In our case, we currently store confidential data that is password protected on an external web server.  Work is under way to move the data off that server, behind a firewall, onto a database server, even as I type.

The proper architecture is: secured web server in the DMZ, talks only to application server behind the firewall on a specific port, which talks to the database server behind another firewall on a specific port.  There's more to it than that, of course, but the norm is to stick everything out on the public server and hope that no one pokes around.  That's just plain dumb, but it's the norm for probably a lot of state agencies.  Why?  Due to lack of funding, and ignorance.  Fortunately, we have fixed the funding problem and have numerous security projects underway, but I don't think most state agencies even know where to begin.

For instance, there are simple rules that even a low budget state agency can follow when it comes to security architecture. 
Rule #1: Do not use Microsoft IIS as an external website server
Rule #2: Do not store databases that contain sensitive information on that same external website server
Rule #3: Do not even think about providing an external website server to anyone unless you have the security and network expertise to sufficiently protect it

These seem so simple and yet these rules are violated every single day.  As a result, we have issues like the one described here:  Chicago Elections Board sued over data breach.  I'm not saying that this organization uses IIS and I'm not saying I know anything about their network or security architecture.  What I'm saying is that you have to get a driver's license to drive a car and meet certain requirements before doing so.  Seems to me that you should have to get a security license to run a website. 

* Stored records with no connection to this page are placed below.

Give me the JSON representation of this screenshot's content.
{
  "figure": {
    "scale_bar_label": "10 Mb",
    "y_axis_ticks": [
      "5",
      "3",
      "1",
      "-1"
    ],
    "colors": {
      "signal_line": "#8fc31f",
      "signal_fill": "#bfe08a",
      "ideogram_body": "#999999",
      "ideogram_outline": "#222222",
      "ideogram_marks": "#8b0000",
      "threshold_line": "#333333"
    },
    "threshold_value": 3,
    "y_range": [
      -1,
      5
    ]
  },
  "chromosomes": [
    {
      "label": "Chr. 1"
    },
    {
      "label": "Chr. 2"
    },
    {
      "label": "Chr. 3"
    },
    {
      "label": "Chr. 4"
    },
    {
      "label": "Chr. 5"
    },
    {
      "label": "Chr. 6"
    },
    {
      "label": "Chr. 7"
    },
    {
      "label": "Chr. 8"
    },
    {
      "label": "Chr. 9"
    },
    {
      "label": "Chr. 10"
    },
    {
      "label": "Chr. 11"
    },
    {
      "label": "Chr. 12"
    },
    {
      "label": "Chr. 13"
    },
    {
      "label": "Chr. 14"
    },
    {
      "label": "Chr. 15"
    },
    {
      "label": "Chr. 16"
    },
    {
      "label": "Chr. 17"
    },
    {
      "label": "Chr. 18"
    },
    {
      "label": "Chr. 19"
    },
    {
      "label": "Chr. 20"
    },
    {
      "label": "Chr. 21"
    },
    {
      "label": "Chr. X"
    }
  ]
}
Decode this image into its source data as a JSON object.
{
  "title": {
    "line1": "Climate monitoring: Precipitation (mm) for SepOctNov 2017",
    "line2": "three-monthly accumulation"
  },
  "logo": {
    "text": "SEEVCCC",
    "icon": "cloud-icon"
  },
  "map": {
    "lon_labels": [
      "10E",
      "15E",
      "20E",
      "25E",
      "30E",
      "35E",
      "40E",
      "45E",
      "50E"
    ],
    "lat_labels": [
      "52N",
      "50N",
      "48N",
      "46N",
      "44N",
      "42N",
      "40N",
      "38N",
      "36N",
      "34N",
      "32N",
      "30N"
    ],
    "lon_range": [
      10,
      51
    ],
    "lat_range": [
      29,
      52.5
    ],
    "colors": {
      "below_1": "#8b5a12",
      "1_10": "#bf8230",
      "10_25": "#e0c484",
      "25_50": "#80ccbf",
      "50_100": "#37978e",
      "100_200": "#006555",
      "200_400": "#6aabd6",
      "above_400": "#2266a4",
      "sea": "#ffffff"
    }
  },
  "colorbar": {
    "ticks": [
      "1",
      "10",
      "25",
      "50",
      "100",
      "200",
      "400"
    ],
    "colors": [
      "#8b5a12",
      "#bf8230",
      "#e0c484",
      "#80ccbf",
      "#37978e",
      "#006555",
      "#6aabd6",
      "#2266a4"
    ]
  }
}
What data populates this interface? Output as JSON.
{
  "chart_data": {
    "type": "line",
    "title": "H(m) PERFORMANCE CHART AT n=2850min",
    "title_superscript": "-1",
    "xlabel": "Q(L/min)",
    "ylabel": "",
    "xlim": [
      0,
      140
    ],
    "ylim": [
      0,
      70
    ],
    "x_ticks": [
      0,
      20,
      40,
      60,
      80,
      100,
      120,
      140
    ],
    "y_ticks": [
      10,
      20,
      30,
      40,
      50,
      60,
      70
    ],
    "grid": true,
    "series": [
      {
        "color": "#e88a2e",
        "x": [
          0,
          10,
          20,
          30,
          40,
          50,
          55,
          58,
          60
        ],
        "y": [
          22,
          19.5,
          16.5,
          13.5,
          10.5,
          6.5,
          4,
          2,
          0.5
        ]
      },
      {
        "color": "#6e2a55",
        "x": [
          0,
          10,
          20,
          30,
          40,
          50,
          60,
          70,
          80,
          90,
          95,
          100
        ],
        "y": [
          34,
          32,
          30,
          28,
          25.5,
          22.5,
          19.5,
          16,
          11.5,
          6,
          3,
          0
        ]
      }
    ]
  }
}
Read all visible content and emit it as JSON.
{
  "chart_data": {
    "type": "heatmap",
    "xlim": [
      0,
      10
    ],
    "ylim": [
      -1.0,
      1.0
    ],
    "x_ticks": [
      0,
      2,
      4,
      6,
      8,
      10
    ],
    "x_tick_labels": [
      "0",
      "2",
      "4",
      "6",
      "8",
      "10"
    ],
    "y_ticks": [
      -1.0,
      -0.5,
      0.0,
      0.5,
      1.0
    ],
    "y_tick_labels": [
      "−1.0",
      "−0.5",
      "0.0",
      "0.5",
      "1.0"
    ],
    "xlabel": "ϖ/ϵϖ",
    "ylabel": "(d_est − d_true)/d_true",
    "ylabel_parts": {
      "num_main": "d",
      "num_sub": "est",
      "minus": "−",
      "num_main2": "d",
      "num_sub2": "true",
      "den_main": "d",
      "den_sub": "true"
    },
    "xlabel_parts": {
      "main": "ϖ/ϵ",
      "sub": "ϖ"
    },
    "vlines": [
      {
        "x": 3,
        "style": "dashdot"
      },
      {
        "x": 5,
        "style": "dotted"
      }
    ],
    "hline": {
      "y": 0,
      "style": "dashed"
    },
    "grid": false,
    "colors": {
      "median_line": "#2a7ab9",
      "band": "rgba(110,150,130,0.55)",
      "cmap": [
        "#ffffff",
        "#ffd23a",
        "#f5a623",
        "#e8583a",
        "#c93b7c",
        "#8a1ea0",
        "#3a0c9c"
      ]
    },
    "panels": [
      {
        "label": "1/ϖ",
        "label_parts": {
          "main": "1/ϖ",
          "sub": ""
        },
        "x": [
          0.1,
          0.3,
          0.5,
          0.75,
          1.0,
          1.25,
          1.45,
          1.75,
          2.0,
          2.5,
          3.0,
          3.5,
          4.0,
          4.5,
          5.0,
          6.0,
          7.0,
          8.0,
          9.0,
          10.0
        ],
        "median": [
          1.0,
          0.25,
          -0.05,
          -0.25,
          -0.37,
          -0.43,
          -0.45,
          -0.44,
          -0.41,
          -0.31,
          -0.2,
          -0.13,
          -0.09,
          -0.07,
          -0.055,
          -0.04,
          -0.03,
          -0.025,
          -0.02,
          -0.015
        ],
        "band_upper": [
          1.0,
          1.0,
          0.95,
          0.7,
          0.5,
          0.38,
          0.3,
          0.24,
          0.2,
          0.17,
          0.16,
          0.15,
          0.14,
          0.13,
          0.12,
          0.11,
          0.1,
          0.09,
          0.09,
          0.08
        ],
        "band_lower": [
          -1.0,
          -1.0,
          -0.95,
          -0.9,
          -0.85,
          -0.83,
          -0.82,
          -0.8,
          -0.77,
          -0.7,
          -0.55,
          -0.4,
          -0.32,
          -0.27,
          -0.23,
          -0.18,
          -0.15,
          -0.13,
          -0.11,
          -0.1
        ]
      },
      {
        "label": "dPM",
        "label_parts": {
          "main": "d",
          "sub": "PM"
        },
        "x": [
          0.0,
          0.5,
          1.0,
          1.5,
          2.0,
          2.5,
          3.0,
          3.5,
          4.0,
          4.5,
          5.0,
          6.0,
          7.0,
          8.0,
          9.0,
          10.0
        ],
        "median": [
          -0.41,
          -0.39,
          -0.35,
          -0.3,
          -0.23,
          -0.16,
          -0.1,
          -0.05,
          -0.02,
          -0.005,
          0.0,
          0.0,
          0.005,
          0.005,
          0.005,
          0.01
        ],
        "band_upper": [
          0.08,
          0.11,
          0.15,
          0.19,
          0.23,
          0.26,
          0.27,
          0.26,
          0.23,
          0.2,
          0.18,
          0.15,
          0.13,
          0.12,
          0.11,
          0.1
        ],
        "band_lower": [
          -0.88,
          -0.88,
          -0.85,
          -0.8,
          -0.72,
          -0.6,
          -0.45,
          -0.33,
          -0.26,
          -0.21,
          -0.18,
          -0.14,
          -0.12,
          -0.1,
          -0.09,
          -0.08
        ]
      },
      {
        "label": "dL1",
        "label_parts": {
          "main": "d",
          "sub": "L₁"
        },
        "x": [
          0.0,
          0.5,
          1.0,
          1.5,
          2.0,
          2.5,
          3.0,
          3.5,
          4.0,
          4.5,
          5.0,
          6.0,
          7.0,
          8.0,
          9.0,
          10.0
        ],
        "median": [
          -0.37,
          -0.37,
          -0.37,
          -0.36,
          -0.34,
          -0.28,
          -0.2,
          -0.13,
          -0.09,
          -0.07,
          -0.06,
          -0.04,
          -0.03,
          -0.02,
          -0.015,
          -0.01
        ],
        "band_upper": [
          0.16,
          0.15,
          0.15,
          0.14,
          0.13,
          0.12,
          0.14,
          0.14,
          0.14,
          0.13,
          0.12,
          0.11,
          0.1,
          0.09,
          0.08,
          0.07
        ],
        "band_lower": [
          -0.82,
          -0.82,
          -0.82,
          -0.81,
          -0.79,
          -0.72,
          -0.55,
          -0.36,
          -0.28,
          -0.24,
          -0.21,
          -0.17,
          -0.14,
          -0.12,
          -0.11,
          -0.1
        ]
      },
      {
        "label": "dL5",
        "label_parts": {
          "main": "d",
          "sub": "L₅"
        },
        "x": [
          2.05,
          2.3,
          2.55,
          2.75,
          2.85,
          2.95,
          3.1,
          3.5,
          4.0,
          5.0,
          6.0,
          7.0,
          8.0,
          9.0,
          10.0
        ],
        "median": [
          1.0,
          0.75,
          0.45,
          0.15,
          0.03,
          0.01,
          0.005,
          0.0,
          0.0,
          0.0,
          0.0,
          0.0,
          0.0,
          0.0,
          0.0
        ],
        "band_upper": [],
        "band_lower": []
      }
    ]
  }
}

I find that many organizations just throw one up and call it good.  And then to make matters worse, they store confidential information on the website and use a simple login and password mechanism to protect the data.  Let me tell you something.  Recently, I've seen strange things happen with the state's public IIS servers.  One day a directory is password protected and the next day it's not.  Doesn't that scare the bajeebers out of you?

When I read stories like the one above, I am not surprised.  Not surprised at all.  I just shake my head at what goes on.  And yet, I understand it.  Lack of funding and ignorance is to blame.